Glycolipid adjuvants also promote superior antigen presentation and immune memory formation through a series of complementary mechanisms that work in concert to increase the magnitude and quality of induced responses. The amphiphilic properties of glycolipid adjuvants allow for improved delivery of antigen to antigen-presenting cells while also providing activation signals through natural recognition pathways. Targeted stimulation of pattern recognition receptors on dendritic cells increases antigen uptake, processing, and presentation to T cells, leading to more robust immune responses. In addition to dendritic cell targeting, it has been shown that glycolipid adjuvants can also directly activate invariant natural killer T (iNKT) cells, forming a missing link between innate and adaptive immunity that cannot be accomplished with conventional adjuvants. Activation of iNKT cells by glycolipid adjuvants can lead to the production of cytokines that support both antibody responses and cellular immunity, providing a more comprehensive immune response and resulting in improved protection. The improved antigen presentation also directly contributes to superior immune memory formation, which has been confirmed by the observation of stronger secondary responses and longer-lasting protection in challenge studies. Because the activation by glycolipid adjuvants is more controlled, memory responses are more appropriately polarized for the intended application, such as Th1-biased cellular immunity required for intracellular pathogens or balanced responses needed for complex diseases. Furthermore, targeted delivery by glycolipid adjuvants can reduce the antigen dose needed for effective immunization, providing a dose-sparing effect that is particularly important for pandemic response or resource-limited settings.
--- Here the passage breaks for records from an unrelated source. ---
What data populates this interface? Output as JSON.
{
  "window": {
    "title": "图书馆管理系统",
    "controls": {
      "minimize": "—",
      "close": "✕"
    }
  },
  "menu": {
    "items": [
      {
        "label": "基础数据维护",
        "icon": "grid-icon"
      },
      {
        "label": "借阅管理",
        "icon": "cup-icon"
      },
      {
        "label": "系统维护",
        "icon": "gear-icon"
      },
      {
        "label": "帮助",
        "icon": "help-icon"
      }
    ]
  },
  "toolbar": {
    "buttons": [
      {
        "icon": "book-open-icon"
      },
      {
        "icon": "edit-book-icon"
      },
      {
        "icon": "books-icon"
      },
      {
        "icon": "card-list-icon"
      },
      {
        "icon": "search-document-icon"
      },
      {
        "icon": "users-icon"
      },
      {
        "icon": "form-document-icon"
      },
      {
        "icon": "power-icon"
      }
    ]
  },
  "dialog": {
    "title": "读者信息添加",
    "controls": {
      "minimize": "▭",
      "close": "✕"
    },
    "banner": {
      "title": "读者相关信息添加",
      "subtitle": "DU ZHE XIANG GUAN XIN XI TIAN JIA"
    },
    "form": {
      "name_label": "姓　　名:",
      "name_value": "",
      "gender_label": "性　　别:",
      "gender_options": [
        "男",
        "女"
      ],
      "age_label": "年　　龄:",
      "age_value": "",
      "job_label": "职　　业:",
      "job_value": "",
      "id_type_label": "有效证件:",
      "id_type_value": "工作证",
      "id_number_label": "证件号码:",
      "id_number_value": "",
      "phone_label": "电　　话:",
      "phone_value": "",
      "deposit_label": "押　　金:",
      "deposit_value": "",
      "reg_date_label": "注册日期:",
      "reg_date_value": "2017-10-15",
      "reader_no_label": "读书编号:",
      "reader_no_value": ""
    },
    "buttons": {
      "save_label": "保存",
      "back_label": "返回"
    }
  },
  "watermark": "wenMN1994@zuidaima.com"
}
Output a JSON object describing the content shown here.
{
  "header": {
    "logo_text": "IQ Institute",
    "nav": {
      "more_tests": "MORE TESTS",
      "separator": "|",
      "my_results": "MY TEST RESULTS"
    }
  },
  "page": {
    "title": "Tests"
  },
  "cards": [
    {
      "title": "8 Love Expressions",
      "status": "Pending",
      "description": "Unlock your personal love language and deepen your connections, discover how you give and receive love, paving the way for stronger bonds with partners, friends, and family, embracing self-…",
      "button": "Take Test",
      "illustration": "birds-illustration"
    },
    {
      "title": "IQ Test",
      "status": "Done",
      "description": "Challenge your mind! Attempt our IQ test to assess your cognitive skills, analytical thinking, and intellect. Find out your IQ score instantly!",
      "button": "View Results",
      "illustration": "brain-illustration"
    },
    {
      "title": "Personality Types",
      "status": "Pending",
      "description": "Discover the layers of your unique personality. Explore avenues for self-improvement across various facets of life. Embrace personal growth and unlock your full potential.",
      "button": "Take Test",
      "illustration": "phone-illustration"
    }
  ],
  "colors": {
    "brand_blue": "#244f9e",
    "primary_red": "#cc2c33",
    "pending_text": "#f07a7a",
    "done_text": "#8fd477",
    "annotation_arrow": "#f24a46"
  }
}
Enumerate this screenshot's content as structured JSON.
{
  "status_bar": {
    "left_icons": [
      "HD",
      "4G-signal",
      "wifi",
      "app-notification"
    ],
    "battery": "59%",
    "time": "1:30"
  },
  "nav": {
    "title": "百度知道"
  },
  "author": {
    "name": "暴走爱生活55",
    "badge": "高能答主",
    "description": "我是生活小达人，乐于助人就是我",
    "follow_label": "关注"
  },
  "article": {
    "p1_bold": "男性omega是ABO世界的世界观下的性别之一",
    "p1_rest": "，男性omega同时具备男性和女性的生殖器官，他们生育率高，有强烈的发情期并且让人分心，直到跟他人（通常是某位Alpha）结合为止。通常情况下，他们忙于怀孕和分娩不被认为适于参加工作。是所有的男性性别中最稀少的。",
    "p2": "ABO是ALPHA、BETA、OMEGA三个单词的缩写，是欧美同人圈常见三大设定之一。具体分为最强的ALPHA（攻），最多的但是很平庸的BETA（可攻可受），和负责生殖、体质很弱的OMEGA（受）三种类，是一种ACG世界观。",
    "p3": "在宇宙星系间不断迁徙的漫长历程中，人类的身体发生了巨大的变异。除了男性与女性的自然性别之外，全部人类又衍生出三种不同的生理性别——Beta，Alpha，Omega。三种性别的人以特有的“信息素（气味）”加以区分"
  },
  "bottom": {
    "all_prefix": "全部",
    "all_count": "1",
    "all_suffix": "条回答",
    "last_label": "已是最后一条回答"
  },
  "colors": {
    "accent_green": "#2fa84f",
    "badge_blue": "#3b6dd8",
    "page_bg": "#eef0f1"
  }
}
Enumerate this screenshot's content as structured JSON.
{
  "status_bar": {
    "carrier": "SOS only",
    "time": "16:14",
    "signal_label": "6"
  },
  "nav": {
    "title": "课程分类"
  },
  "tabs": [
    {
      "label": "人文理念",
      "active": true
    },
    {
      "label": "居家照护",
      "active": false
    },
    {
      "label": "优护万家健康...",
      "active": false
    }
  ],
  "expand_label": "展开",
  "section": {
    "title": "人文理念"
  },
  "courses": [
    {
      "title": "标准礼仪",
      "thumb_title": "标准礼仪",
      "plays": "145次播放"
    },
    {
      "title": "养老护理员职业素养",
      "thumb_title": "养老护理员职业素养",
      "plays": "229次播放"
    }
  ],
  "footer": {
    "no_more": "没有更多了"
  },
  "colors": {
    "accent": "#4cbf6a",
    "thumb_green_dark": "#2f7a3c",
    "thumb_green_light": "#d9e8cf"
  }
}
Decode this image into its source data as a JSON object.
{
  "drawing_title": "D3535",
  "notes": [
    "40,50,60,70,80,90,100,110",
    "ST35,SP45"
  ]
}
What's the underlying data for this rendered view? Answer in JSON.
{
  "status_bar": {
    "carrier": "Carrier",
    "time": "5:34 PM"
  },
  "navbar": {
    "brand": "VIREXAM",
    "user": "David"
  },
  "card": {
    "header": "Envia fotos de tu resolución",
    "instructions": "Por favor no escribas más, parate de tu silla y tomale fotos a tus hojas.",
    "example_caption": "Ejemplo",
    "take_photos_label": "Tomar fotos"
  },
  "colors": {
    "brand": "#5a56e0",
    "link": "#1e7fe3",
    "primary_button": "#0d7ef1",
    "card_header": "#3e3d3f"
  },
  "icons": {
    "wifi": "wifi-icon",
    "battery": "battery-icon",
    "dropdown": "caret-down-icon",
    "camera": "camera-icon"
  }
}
Directing Th1 / Th2 / Balanced Responses

The capacity to preferentially polarize Th1, Th2, or balanced responses is one of the most advanced functionalities of glycolipid adjuvants. This precise polarization can be fine-tuned and optimized for the pathogen or clinical situation at hand. While traditional adjuvants offer limited control over immune polarization, glycolipid adjuvant systems can be rationally designed to direct the immune response towards a Th1, Th2, or balanced response by fine-tuning the structural components to selectively engage different immune pathways. Th1-biased immune responses, which are critical for protection against intracellular pathogens like viruses and some bacteria, can be promoted by glycolipid structures that selectively activate pattern recognition receptors to induce IL-12 production. Alternatively, Th2-biased immune responses, which are important for defense against extracellular pathogens and in allergic diseases, can be achieved through a different glycolipid architecture that promotes a different cytokine profile. Tunability also includes the ability to elicit balanced Th1/Th2 responses, which are important for complex diseases in which both cellular and humoral immunity contribute to protective immunity. Recent advances in mechanistic understanding have shown that subtle changes in glycolipid structure such as carbohydrate chain length or lipid saturation can have significant effects on the cytokine environment and resulting immune polarization. This ability to precisely control and tune the immune response not only makes it possible to optimize for a particular application, from enhancing cellular responses for cancer vaccines to balanced immunity for complex viral infections, but also contributes to safety, as more targeted activation can reduce the risk of inappropriate immune responses that could lead to pathology or autoimmune reactions.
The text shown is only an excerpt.